Beauden Barrett might be taking his game to a higher level than his peak in 2016 and 2017, writes Gregor Paul. Photo / Photosport
OPINION:
For almost two decades, everyone told the Blues to find a world class first-five as the primary means to revive their failing franchise.
They finally lured one in Beauden Barrett and look at them now: top of the table, seven points clear, playing free-flowing rugby that is rugged andimaginative all at once and enticing the legion of lost fans back to Eden Park.
It would be dismissive to the point of insulting the tenacity and vision of the back office to restructure the coaching team in 2019, to sort out the debilitating ownership set-up and realign the stakeholders to work with and not against each other, to attribute the current golden period to Barrett's presence alone.
But the work behind the scenes would not have revived the Blues by itself. There needed to be a general in the playing midst: a once-in-a-generation talent to spark belief, pull the strings and elevate the team to heights they previously thought beyond them.

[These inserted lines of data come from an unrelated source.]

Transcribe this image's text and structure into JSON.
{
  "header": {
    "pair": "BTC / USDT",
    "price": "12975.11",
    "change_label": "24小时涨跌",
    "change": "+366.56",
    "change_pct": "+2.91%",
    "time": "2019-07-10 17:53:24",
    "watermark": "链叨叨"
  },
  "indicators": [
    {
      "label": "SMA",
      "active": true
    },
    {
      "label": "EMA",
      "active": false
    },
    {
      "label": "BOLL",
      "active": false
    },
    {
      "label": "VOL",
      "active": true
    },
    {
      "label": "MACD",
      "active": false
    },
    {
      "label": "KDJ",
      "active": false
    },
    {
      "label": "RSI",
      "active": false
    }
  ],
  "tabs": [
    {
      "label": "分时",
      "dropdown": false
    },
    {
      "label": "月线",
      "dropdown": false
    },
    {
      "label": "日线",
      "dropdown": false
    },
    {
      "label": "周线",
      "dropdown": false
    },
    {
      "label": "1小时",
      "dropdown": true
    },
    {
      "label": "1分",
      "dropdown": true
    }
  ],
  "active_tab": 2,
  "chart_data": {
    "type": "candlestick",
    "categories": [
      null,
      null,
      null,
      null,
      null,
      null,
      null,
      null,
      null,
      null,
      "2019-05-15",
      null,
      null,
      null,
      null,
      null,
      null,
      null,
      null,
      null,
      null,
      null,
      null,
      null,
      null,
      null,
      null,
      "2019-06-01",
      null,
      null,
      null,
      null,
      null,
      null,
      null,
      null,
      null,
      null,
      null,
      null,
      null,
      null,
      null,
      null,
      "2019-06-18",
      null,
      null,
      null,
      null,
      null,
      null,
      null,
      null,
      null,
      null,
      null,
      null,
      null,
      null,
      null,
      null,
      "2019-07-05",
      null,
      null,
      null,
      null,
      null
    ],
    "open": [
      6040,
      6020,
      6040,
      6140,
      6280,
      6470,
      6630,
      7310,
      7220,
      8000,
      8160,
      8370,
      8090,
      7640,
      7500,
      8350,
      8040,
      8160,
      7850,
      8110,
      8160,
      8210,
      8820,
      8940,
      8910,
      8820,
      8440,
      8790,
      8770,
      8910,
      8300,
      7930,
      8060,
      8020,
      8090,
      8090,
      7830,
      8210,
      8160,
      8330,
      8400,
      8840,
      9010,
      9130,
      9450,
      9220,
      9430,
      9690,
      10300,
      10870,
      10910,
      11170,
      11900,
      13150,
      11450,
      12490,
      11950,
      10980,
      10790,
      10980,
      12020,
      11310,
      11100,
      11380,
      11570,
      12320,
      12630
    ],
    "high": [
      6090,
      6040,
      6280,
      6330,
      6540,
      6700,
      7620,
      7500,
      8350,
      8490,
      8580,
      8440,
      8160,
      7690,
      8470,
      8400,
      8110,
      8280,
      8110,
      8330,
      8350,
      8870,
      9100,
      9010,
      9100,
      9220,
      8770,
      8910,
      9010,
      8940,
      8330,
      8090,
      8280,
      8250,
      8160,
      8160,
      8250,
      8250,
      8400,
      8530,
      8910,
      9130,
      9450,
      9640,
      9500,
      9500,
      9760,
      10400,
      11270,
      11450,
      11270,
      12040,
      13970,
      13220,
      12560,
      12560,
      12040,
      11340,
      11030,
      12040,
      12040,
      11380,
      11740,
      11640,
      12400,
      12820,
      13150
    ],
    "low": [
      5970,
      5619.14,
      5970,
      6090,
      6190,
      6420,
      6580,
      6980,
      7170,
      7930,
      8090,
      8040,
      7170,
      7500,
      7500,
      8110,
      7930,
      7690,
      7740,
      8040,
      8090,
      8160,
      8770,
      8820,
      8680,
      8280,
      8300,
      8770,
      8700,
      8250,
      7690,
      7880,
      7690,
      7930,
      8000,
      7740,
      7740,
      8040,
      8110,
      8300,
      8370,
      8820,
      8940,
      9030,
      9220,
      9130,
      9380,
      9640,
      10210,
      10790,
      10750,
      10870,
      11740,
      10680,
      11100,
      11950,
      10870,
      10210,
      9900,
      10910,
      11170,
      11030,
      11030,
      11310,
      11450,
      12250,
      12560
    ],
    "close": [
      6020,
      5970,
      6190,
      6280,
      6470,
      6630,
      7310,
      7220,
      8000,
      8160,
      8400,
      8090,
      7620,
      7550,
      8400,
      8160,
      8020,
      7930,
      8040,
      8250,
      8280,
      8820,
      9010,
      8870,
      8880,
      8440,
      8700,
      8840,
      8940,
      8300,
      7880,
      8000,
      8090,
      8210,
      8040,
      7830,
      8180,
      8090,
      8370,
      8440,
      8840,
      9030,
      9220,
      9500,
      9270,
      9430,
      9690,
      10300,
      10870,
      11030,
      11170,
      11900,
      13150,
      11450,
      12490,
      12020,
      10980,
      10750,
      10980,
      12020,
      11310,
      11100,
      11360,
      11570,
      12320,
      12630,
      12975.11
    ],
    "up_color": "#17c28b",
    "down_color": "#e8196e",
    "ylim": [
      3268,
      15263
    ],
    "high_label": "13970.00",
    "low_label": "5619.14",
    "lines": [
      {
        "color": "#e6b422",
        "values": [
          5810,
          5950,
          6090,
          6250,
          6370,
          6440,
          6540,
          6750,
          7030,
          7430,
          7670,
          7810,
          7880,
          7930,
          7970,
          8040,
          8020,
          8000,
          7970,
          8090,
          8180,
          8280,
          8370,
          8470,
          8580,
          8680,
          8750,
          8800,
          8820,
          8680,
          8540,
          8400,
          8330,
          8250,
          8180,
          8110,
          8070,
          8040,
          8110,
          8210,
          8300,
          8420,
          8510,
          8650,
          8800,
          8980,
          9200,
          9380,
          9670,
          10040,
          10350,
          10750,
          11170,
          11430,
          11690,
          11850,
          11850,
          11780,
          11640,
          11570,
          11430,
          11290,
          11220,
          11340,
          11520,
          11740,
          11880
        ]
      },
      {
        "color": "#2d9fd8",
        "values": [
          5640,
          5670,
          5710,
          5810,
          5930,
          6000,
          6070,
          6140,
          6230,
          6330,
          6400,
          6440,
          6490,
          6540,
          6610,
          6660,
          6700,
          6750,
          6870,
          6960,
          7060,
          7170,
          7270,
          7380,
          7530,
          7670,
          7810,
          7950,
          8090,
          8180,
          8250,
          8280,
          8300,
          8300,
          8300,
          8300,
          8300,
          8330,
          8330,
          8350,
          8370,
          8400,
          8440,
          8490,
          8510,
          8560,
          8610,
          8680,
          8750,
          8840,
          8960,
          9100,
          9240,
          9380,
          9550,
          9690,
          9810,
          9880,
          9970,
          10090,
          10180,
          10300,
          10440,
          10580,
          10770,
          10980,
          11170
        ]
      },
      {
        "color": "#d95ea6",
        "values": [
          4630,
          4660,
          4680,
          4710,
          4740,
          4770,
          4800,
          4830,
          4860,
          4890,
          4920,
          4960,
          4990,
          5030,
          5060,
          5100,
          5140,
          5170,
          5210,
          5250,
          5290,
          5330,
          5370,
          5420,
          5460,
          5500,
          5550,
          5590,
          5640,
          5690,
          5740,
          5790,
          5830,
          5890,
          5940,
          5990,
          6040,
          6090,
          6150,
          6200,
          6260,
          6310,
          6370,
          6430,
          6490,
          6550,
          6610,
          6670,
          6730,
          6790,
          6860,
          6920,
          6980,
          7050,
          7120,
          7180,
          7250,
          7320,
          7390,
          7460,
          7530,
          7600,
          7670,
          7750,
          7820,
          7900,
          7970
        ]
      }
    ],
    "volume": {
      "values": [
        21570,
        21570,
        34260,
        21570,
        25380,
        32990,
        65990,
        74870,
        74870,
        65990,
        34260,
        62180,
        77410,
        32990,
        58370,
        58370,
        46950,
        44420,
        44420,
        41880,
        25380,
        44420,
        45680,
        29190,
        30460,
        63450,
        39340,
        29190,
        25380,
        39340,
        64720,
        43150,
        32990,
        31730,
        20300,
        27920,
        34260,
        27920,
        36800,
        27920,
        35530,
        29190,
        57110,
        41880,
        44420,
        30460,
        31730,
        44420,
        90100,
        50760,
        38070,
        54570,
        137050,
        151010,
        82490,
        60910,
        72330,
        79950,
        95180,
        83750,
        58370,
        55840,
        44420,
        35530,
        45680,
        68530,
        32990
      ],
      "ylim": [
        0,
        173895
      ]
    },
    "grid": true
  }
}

And what Barrett has done this year is remind the world that he is that once-in-a-generation talent: a ridiculously gifted ball player and athlete who looks like he might be about to take his game to a higher level than the last great peak he reached in 2016 and 2017.
Back in his first purple period, Barrett's game was built exclusively on his running threat.
Former All Blacks coach Steve Hansen used to joke in that period that they would spend all week building a gameplan only for Barrett to orchestrate something entirely unplanned and off script once he was in the thick of the action.
That's the player Barrett was back then – instinctive and predatory and fuelled with the confidence to back himself to run at defences.
In 2016 in particular, the All Blacks were the greatest pass and catch team the game had seen. No one knew whether Barrett had a tactical kicking game or traditional game management skills, because he never needed to use them.
Instead, he just ran and ran and defences split and fell apart in decidedly short order, seemingly incapable of closing him down even though they appeared to know where he was going.
Barrett played in a way no first-five ever had. Not even the free-spirited Barry John or Mark Ella had the same propensity to rely so exclusively on their speed, agility and vision.
The All Blacks that year were averaging 43 points a game – and that was against heavyweights such as South Africa, Australia, Wales and France.
What we saw was a play-maker who believed in the impossible – rugby without restraint or pre-conception and it was no wonder the rest of the world reached the end of that year and decided to give up creating any kind of attack game and instead focus exclusively on building defensive walls.
The global backlash to Barrett's brilliance was severe. By 2019, every team bar New Zealand and Japan turned up at the World Cup with precisely no desire to play with the ball.
The international game was largely dominated by coaches whose only thought was to stop players like Barrett having any room or any time to do anything.
It was effective, but it was also a little heart-breaking to see the blunts dominant the game, while the sharps stood around, lost and virtually redundant.
But the last few weeks of Super Rugby have hinted that a new era may be soon upon us. The clock could be rolled back and we may be witnessing the second coming of Barrett whose old magic has been visible again.
He's rediscovered that ability to assess in a microsecond where a defensive line may be weak and there is not a hint of his legs having lost any of their speed or acceleration and whatever the All Blacks may be thinking about in regard to their tactical approach to 2022, maybe they don't need to do much more than get the ball into Barrett's hands and leave it at that.
Such a simple brief has worked before and it can work again. The Blues are proving that.
Their rugby is not loose or wild, but it does appear to be largely instinctive. They don't appear to be trying to force Barrett into following a rigid blueprint or forcing him to conform to set rules about when to kick, when to run and when to pass and by trusting him, not over coaching him, the Blues attack game is flowing.
Arguably such freedom would be dangerous in the hands of any other No 10, but Barrett, as he's reminding everyone, is not any other No 10.